Digitally signing message means that message content (text and attachments) is protected against possible manipulation during transmission. It also allows to verify that message is really sent from user that claims to send the message – this verification is based on comparison of email address in From header field, and email address to which signing certificate applies.
Another verification step is to check if certificate used to sign the message is really identifying the person that claims to be owner of the certificate. The check is done by verifying if certificate was issued by some known certificate authority.
Android devices have installed set of certificates of known certificate authorities in their system, and ProfiMail checks if certificate in signed message was issued/signed by one of these.
Digitally signed messages are similar to ordinal messages – they have readable text and possible attachments, so that also email client not aware of digital signatures can display these. However, they contain additional information with digital signature (this is usually displayed as attachment if mail client doesn’t recognize digital signatures) which allows to verify the signature.

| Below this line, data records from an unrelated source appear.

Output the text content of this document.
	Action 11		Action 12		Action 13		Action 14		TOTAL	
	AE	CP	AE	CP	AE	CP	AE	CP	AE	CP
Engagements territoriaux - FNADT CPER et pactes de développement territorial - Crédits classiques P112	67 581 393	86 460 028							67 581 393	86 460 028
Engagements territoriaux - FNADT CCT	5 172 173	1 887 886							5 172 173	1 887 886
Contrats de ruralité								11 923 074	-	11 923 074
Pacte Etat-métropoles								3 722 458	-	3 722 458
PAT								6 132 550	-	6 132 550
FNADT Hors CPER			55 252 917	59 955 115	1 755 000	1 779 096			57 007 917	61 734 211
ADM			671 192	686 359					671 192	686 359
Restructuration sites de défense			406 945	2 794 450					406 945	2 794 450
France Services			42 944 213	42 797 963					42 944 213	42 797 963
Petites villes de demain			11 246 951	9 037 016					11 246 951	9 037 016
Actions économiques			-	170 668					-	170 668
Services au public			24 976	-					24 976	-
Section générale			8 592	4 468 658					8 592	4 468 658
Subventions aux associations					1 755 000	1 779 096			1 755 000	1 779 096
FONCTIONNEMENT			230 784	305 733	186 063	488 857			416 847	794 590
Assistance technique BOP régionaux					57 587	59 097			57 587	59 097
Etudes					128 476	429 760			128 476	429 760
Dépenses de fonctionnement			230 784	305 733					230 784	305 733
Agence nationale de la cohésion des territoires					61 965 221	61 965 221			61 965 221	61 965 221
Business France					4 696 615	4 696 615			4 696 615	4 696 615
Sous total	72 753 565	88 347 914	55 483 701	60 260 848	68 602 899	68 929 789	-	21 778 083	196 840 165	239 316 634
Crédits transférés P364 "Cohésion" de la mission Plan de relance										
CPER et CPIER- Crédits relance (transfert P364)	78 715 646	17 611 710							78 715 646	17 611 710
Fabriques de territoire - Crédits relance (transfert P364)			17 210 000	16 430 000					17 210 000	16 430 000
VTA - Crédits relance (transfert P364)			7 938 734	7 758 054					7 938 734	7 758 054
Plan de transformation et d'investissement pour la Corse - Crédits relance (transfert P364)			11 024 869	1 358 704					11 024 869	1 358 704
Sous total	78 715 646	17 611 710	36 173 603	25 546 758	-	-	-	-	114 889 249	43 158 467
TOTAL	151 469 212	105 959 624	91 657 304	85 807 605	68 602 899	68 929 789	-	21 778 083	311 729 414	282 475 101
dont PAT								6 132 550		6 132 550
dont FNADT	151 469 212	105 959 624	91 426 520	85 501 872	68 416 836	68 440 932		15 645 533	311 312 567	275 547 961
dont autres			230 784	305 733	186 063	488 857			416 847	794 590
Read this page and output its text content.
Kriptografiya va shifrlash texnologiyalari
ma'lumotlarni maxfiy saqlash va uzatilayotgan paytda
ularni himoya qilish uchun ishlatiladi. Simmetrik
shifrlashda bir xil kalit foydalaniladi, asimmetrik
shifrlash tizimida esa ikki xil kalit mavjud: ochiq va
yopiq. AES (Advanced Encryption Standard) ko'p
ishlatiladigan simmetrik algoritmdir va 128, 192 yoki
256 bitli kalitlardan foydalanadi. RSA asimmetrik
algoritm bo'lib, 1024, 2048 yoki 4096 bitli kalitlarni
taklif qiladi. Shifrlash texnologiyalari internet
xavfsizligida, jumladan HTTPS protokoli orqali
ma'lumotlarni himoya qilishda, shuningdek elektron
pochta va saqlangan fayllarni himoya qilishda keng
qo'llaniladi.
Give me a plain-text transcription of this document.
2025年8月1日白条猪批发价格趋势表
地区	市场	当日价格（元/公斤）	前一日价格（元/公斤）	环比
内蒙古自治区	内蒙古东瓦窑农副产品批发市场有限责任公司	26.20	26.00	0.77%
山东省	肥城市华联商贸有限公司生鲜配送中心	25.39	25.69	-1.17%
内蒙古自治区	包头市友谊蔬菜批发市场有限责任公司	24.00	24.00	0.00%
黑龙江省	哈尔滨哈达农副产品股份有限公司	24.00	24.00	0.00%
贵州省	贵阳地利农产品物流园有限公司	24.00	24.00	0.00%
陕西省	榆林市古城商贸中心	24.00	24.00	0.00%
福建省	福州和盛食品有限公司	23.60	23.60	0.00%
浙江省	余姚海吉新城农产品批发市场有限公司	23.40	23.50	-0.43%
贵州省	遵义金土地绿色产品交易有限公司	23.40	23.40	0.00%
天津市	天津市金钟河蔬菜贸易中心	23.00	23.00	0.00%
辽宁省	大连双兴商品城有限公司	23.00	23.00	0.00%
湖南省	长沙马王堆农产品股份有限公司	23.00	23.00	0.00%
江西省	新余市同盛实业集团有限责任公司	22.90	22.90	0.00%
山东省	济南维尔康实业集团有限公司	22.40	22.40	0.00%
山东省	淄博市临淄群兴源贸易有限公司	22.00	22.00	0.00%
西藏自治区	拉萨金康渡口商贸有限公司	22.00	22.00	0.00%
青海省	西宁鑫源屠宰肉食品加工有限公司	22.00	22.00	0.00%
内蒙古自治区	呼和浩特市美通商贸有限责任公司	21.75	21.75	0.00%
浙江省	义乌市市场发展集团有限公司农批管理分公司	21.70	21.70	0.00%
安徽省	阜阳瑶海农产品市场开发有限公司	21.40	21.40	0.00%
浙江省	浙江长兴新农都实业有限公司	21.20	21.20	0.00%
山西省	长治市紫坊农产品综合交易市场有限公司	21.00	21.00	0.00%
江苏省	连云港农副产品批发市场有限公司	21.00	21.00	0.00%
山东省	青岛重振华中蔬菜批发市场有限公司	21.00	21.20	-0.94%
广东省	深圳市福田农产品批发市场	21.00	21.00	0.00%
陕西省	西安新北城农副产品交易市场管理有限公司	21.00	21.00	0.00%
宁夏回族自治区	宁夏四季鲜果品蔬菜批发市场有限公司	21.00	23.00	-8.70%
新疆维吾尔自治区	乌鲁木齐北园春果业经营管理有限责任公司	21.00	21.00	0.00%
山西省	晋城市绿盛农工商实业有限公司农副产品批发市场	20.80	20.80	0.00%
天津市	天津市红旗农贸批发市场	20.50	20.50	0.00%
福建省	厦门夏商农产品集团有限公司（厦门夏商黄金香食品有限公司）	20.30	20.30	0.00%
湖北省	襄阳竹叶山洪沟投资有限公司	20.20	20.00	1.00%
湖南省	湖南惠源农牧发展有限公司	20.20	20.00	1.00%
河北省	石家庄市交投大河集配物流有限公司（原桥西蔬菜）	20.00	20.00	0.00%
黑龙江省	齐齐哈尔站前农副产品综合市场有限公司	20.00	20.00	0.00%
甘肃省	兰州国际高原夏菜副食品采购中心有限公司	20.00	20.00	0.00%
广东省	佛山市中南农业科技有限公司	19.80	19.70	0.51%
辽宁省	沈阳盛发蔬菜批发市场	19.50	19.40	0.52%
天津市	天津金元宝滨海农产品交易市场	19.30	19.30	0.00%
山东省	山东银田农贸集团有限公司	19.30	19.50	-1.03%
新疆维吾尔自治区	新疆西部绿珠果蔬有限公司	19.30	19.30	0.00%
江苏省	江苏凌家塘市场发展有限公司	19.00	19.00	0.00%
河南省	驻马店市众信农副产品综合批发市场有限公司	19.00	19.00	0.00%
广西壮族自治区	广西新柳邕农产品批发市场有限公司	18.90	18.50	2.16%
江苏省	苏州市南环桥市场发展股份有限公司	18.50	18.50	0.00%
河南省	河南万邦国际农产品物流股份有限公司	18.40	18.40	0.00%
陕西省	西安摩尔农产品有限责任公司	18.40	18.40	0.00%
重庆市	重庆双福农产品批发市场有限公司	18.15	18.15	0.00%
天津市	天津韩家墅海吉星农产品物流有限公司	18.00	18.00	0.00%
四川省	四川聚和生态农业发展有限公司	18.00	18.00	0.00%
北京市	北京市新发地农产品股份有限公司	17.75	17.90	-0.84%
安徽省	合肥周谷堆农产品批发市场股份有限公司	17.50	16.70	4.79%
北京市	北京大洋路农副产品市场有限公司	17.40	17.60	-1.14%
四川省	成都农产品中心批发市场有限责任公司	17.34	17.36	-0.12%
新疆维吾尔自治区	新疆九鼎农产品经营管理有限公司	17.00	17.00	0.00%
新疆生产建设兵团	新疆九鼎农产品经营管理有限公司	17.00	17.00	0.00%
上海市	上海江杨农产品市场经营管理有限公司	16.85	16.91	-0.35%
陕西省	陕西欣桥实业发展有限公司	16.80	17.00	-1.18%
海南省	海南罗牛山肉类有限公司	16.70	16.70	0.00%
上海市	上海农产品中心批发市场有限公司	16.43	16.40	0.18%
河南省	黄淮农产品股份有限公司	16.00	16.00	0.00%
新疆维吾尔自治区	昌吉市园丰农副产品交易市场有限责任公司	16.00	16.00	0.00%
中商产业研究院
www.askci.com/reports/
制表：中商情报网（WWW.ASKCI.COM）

Verifying signed messages in ProfiMail
Verification check the conditions above, and display status of signed message as icon with possible states:
- both conditions match, message is successfully verified
- message was not altered, but email address of sender doesn’t match those of certificate (problem with identity of message sender)
- digital signature failed (due to invalid certificate or altered message content)
In case of problem with digital signature, ProfiMail adds artificial attachment to such message named Signature.txt, which contains textual report with details why digital signature is considered to be invalid.
Public key stored in signed message
Signed messages typically contain public key of sender, which is used to verify message signature. This allows ProfiMail to automatically save the public key of sender into certificate manager for further possible use in message encryption for that user.
ProfiMail saves the public key certificate only if there is not already one saved for sender’s email address, or if the new certificate has later expiration date than currently saved one.
Sending signed messages by ProfiMail
In order to digitally sign your own messages, you have to import private key certificate into certificate manager, and assign such certificate for particular account.
When account has assigned private key, you can enable message signing in message composer. This is done in Send sub-menu by enabling Sign message menu item. Note that this menu item is available only if currently selected sending account has assigned private certificate.